ÖNÜMÜZDEKİ DÖNEMİN GÜNDEMİ MERKEZİ HÜKÜMETLE SORUNLAR OLACAK
Önümüzdeki dönem gündemin ağırlıkla merkezi hükümetle yaşanacak sorunlar olacağını şimdiden öngörmek mümkün. Kerkük işgalinin yanı sıra Kürdistan’ın fiili olarak yönetmeye başladığı toprakların Haşdi Şabi ve Irak ordusu tarafından işgal edilerek geri alınması, Kürdistan Parlamentosu’nun bu kentlerdeki etkisinin sıfırlanması, Merkezi Yönetimin elini ciddi anlamda güçlendirmiş. Bu durum Türkiye ve İran’ın da hesabına geliyor ki Kürtler aleyhine gelişen bu tabloda onların da payı var. Kürdistan bölgesindeki ekonomik ve siyasal sorunların gölgesindeki bir yönetimin Irak merkezi Hükümeti karşısındaki elinin zayıf olacağını, özellikle Kerkük’te işlerin giderek çıkmaza girdiğini de hesap edersek önümüzdeki dönem Kürdistan bölgesini yöneteceklerin işinin kolay olmayacağını şimdiden söyleyebiliriz.
Bölgedeki reel durumu aktarmayı, izlenimlerimi Artı Gerçek’te haftanın iki günü yazdığım yazılarda bir müddet sürdürmeyi düşünüyorum.
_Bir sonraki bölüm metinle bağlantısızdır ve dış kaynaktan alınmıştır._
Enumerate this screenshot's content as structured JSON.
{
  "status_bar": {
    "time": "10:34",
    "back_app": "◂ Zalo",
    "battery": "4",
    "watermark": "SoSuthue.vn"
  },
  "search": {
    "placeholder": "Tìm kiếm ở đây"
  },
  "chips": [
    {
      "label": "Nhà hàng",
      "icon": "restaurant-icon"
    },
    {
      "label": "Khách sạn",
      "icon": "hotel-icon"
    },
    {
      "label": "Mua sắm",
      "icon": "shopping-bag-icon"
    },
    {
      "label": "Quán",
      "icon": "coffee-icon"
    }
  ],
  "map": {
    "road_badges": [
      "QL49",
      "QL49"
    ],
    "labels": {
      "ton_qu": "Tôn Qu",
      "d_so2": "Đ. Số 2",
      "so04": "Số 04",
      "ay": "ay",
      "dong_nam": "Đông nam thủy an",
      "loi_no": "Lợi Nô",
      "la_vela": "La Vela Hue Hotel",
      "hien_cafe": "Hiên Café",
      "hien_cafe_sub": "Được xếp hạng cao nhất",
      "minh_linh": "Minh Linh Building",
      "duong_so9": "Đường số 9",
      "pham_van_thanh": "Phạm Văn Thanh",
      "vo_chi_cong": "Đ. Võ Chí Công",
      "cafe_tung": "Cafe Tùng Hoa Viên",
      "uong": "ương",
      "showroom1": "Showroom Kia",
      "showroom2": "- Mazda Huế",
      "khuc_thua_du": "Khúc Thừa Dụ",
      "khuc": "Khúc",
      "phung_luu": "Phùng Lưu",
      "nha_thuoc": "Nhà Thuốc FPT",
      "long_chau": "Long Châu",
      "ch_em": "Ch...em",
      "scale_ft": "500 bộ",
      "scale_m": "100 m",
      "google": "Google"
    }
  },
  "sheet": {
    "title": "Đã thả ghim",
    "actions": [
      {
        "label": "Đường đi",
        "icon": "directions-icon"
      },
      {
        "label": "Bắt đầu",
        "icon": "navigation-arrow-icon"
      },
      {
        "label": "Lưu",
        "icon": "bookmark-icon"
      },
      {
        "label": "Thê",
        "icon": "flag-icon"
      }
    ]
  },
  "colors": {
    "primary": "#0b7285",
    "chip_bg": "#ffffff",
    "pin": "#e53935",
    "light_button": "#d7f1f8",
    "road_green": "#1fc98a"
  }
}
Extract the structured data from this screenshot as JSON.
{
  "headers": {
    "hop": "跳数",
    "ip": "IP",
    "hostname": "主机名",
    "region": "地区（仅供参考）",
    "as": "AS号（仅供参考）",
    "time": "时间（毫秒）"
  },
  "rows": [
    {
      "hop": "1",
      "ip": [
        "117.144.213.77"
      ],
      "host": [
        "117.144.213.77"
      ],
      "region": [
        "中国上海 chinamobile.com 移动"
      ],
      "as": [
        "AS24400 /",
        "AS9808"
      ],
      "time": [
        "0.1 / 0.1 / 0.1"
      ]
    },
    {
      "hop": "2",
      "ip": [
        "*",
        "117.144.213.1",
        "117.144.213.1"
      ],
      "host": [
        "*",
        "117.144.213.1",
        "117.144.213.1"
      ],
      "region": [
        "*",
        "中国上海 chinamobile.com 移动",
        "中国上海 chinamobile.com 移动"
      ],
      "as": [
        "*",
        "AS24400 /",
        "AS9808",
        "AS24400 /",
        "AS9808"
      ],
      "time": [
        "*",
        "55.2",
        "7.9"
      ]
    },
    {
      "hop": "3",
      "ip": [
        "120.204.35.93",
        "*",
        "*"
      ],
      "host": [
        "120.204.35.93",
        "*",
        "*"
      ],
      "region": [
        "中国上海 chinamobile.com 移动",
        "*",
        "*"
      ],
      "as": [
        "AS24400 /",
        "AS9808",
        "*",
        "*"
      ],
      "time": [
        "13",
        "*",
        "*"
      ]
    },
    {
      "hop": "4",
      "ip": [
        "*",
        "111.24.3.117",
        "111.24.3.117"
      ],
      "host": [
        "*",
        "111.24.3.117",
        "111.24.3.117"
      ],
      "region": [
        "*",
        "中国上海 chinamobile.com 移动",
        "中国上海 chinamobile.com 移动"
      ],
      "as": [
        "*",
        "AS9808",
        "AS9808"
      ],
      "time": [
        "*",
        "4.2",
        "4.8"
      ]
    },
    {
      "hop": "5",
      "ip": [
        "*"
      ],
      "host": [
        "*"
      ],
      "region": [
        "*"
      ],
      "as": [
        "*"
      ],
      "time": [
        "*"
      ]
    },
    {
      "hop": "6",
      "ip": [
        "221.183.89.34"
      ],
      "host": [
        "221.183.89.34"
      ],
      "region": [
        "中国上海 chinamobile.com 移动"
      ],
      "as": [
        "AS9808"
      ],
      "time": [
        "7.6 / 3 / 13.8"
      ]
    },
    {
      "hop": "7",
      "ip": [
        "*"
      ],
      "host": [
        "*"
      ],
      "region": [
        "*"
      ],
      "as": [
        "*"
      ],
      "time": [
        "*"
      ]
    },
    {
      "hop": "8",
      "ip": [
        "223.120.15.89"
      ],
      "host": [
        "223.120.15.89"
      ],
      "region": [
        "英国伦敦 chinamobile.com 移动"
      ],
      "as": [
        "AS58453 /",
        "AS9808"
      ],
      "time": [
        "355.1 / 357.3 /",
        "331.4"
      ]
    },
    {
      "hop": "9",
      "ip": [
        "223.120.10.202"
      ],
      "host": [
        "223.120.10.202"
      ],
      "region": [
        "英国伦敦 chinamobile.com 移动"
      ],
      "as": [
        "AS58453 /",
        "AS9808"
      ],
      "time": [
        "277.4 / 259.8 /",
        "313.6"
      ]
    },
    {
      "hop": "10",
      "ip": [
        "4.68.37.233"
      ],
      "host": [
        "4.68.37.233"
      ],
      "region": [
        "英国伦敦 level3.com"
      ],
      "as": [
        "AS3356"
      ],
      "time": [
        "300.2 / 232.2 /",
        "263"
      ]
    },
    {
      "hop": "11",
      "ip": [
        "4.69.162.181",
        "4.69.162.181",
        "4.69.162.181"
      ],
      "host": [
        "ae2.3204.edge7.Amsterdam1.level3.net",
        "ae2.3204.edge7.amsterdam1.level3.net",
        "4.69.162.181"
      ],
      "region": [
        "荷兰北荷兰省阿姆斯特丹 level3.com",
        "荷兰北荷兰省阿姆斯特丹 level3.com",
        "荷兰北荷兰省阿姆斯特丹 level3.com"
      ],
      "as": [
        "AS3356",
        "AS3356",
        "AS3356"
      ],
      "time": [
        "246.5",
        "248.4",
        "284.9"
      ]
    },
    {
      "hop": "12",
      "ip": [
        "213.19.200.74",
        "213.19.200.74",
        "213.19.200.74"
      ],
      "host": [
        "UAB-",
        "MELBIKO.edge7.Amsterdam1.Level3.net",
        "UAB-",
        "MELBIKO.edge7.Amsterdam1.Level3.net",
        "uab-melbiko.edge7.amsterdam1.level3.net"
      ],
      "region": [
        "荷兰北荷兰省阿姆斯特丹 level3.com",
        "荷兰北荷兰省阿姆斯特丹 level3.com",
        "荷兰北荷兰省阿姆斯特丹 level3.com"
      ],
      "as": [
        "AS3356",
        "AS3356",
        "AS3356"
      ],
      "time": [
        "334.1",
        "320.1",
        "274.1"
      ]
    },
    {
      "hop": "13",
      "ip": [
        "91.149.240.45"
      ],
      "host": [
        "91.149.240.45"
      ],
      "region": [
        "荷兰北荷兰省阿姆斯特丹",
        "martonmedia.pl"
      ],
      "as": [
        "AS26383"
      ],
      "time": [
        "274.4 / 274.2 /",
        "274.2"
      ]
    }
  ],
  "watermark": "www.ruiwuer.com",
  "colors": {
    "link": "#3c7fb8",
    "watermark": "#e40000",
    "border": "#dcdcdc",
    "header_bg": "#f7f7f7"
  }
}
Önümüzdeki Perşembe günü Kürdistan bölgesinin ekonomik tablosundan bölge yönetiminin Merkezi Irak Yönetimi’yle ilişkilerine, Kerkük ve işgal altındaki Kürdistan bölgesinin diğer kent ve kasabalarının öznel durumuna ve Türkiye ile İran’ın bölgedeki siyasal/askeri/istihbari etkisiyle ABD’nin yapmaya çalıştıklarına ilişkin izlenimlerimi aktarmaya çalışacağım. Daha sonrasında ise Kürdistan’ın doğusundaki, yani Rojhilat’taki gelişmeleri ve İran yayılmacılığının Kürdistan ve Irak’taki etkilerini aklım yettikçe yazmak niyetindeyim.